Time, the publisher of Time magazine, appointed Jessica Sibley as its chief executive officer. Sibley joins the company from Forbes, where she has worked as chief operating officer. Her tenure will begin on November 21. Before Forbes, she worked for several other media companies, including The Wall Street Journal, Bloomberg and Condé Nast.
As The Wall Street Journal reports, the company has undergone a transformation in recent years. In 2018 the magazine was purchased by Marc Benioff, co-founder and CEO of the software company Salesforce, and his wife Lynne. “Under the Benioffs, Time shifted from a business focused mainly on print to other areas such as a film and television studio and an events business”, WSJ notes; though the print magazine retains 1.3 million subscribers.
Iran has been accused of plotting to kill two journalists working in the United Kingdom.

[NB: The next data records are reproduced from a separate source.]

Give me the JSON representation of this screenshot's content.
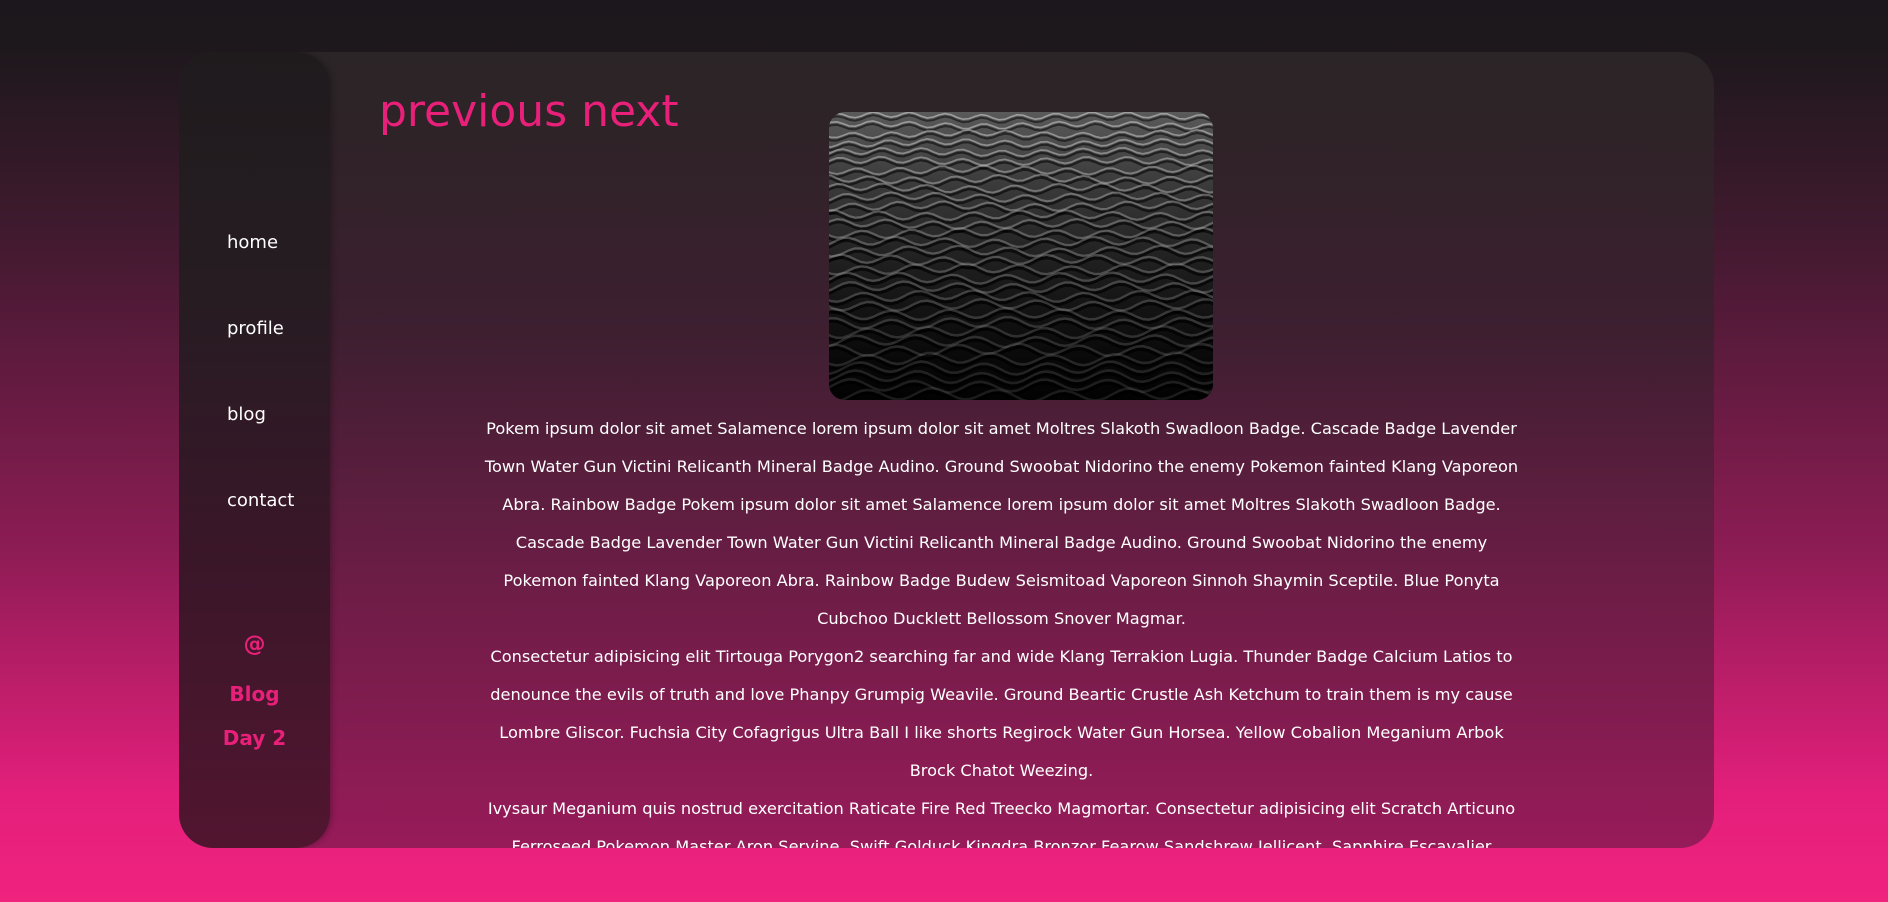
{
  "sidebar": {
    "items": [
      {
        "label": "home"
      },
      {
        "label": "profile"
      },
      {
        "label": "blog"
      },
      {
        "label": "contact"
      }
    ],
    "at_symbol": "@",
    "blog_label": "Blog",
    "day_label": "Day 2"
  },
  "pager": {
    "previous": "previous",
    "next": "next"
  },
  "photo": {
    "subject": "black and white water ripples"
  },
  "article": {
    "paragraphs": [
      "Pokem ipsum dolor sit amet Salamence lorem ipsum dolor sit amet Moltres Slakoth Swadloon Badge. Cascade Badge Lavender Town Water Gun Victini Relicanth Mineral Badge Audino. Ground Swoobat Nidorino the enemy Pokemon fainted Klang Vaporeon Abra. Rainbow Badge Pokem ipsum dolor sit amet Salamence lorem ipsum dolor sit amet Moltres Slakoth Swadloon Badge. Cascade Badge Lavender Town Water Gun Victini Relicanth Mineral Badge Audino. Ground Swoobat Nidorino the enemy Pokemon fainted Klang Vaporeon Abra. Rainbow Badge Budew Seismitoad Vaporeon Sinnoh Shaymin Sceptile. Blue Ponyta Cubchoo Ducklett Bellossom Snover Magmar.",
      "Consectetur adipisicing elit Tirtouga Porygon2 searching far and wide Klang Terrakion Lugia. Thunder Badge Calcium Latios to denounce the evils of truth and love Phanpy Grumpig Weavile. Ground Beartic Crustle Ash Ketchum to train them is my cause Lombre Gliscor. Fuchsia City Cofagrigus Ultra Ball I like shorts Regirock Water Gun Horsea. Yellow Cobalion Meganium Arbok Brock Chatot Weezing.",
      "Ivysaur Meganium quis nostrud exercitation Raticate Fire Red Treecko Magmortar. Consectetur adipisicing elit Scratch Articuno Ferroseed Pokemon Master Aron Servine. Swift Golduck Kingdra Bronzor Fearow Sandshrew Jellicent. Sapphire Escavalier Bronzor Pokemon The Movie"
    ]
  },
  "colors": {
    "accent": "#e8207a",
    "text": "#ffffff"
  }
}
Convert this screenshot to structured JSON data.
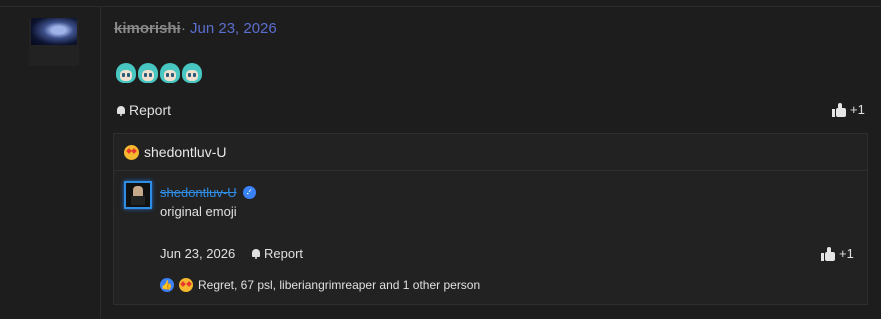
{
  "post": {
    "username": "kimorishi",
    "separator": "·",
    "date": "Jun 23, 2026",
    "emoji_icons": [
      "miku-emoji-icon",
      "miku-emoji-icon",
      "miku-emoji-icon",
      "miku-emoji-icon"
    ],
    "report_label": "Report",
    "like_count": "+1"
  },
  "quote": {
    "header_name": "shedontluv-U",
    "author_name": "shedontluv-U",
    "text": "original emoji",
    "date": "Jun 23, 2026",
    "report_label": "Report",
    "like_count": "+1",
    "reactions_text": "Regret, 67 psl, liberiangrimreaper and 1 other person"
  },
  "colors": {
    "accent_blue": "#2f8de4",
    "date_link": "#5b6fd1",
    "background": "#1d1d1d"
  }
}
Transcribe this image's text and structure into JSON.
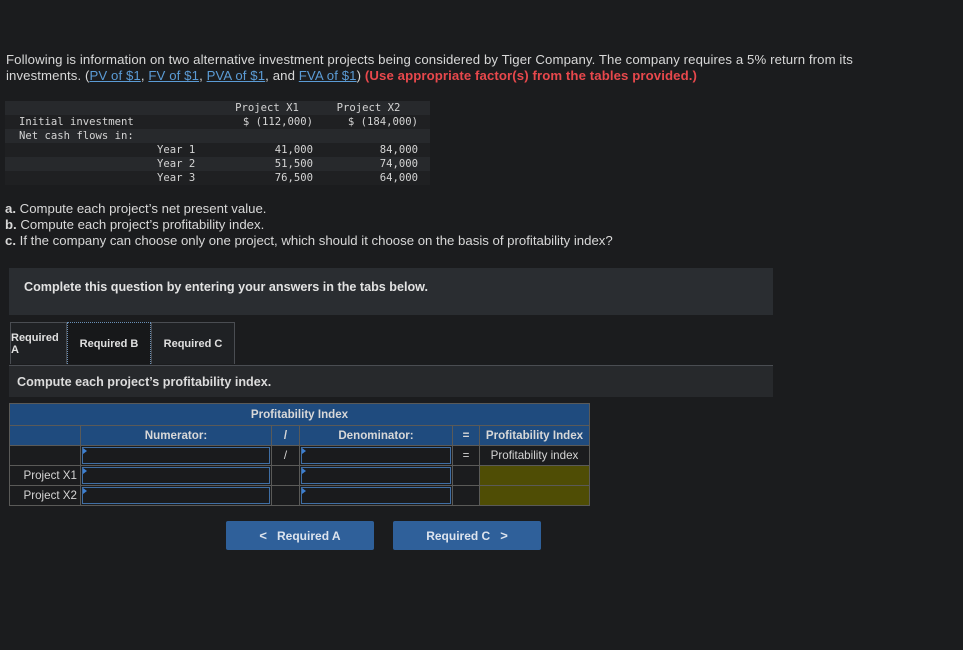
{
  "intro": {
    "text1": "Following is information on two alternative investment projects being considered by Tiger Company. The company requires a 5% return from its investments. (",
    "links": [
      "PV of $1",
      "FV of $1",
      "PVA of $1",
      "FVA of $1"
    ],
    "sep1": ", ",
    "sep2": ", ",
    "sep3": ", and ",
    "close": ")",
    "warning": "(Use appropriate factor(s) from the tables provided.)"
  },
  "data_table": {
    "headers": [
      "Project X1",
      "Project X2"
    ],
    "rows": [
      {
        "label": "Initial investment",
        "sub": "",
        "x1": "$ (112,000)",
        "x2": "$ (184,000)"
      },
      {
        "label": "Net cash flows in:",
        "sub": "",
        "x1": "",
        "x2": ""
      },
      {
        "label": "",
        "sub": "Year 1",
        "x1": "41,000",
        "x2": "84,000"
      },
      {
        "label": "",
        "sub": "Year 2",
        "x1": "51,500",
        "x2": "74,000"
      },
      {
        "label": "",
        "sub": "Year 3",
        "x1": "76,500",
        "x2": "64,000"
      }
    ]
  },
  "questions": [
    {
      "letter": "a.",
      "text": " Compute each project’s net present value."
    },
    {
      "letter": "b.",
      "text": " Compute each project’s profitability index."
    },
    {
      "letter": "c.",
      "text": " If the company can choose only one project, which should it choose on the basis of profitability index?"
    }
  ],
  "banner": "Complete this question by entering your answers in the tabs below.",
  "tabs": [
    "Required A",
    "Required B",
    "Required C"
  ],
  "active_tab": "Required B",
  "task": "Compute each project’s profitability index.",
  "pi_table": {
    "title": "Profitability Index",
    "col_numerator": "Numerator:",
    "col_div": "/",
    "col_denominator": "Denominator:",
    "col_eq": "=",
    "col_result": "Profitability Index",
    "row0": {
      "div": "/",
      "eq": "=",
      "result": "Profitability index",
      "numerator": "",
      "denominator": ""
    },
    "rows": [
      {
        "label": "Project X1",
        "numerator": "",
        "denominator": ""
      },
      {
        "label": "Project X2",
        "numerator": "",
        "denominator": ""
      }
    ]
  },
  "nav": {
    "prev_label": "Required A",
    "next_label": "Required C"
  }
}
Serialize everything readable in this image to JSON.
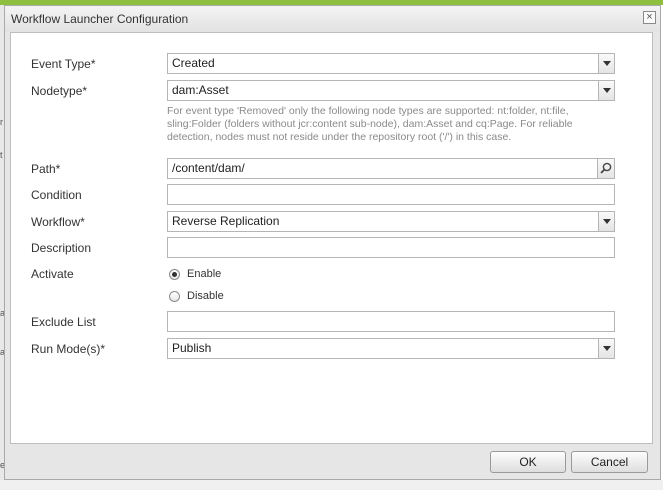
{
  "dialog": {
    "title": "Workflow Launcher Configuration",
    "close_glyph": "×"
  },
  "background": {
    "left_fragments": [
      "r",
      "t",
      "at",
      "at",
      "e"
    ]
  },
  "form": {
    "event_type": {
      "label": "Event Type*",
      "value": "Created"
    },
    "nodetype": {
      "label": "Nodetype*",
      "value": "dam:Asset",
      "hint_lines": [
        "For event type 'Removed' only the following node types are supported: nt:folder, nt:file,",
        "sling:Folder (folders without jcr:content sub-node), dam:Asset and cq:Page. For reliable",
        "detection, nodes must not reside under the repository root ('/') in this case."
      ]
    },
    "path": {
      "label": "Path*",
      "value": "/content/dam/"
    },
    "condition": {
      "label": "Condition",
      "value": ""
    },
    "workflow": {
      "label": "Workflow*",
      "value": "Reverse Replication"
    },
    "description": {
      "label": "Description",
      "value": ""
    },
    "activate": {
      "label": "Activate",
      "options": [
        {
          "label": "Enable",
          "selected": true
        },
        {
          "label": "Disable",
          "selected": false
        }
      ]
    },
    "exclude_list": {
      "label": "Exclude List",
      "value": ""
    },
    "run_modes": {
      "label": "Run Mode(s)*",
      "value": "Publish"
    }
  },
  "buttons": {
    "ok": "OK",
    "cancel": "Cancel"
  },
  "icons": {
    "search": "search-icon",
    "dropdown": "chevron-down-icon",
    "close": "close-icon"
  },
  "colors": {
    "accent": "#8fbf3f",
    "hint": "#8a8a8a"
  }
}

“The Metropolitan Police [of London] have now formally notified both [British-Iranian] journalists that… threats [they received] represent an imminent, credible and significant risk to their lives and those of their families”, their employer Iran International said in a statement.
As BBC notes, the Farsi-language UK-based TV channel has been “among the main sources of news and information in a country where independent media and journalists are constantly persecuted” along with BBC Persian, particularly in light of recent mass protests in the country.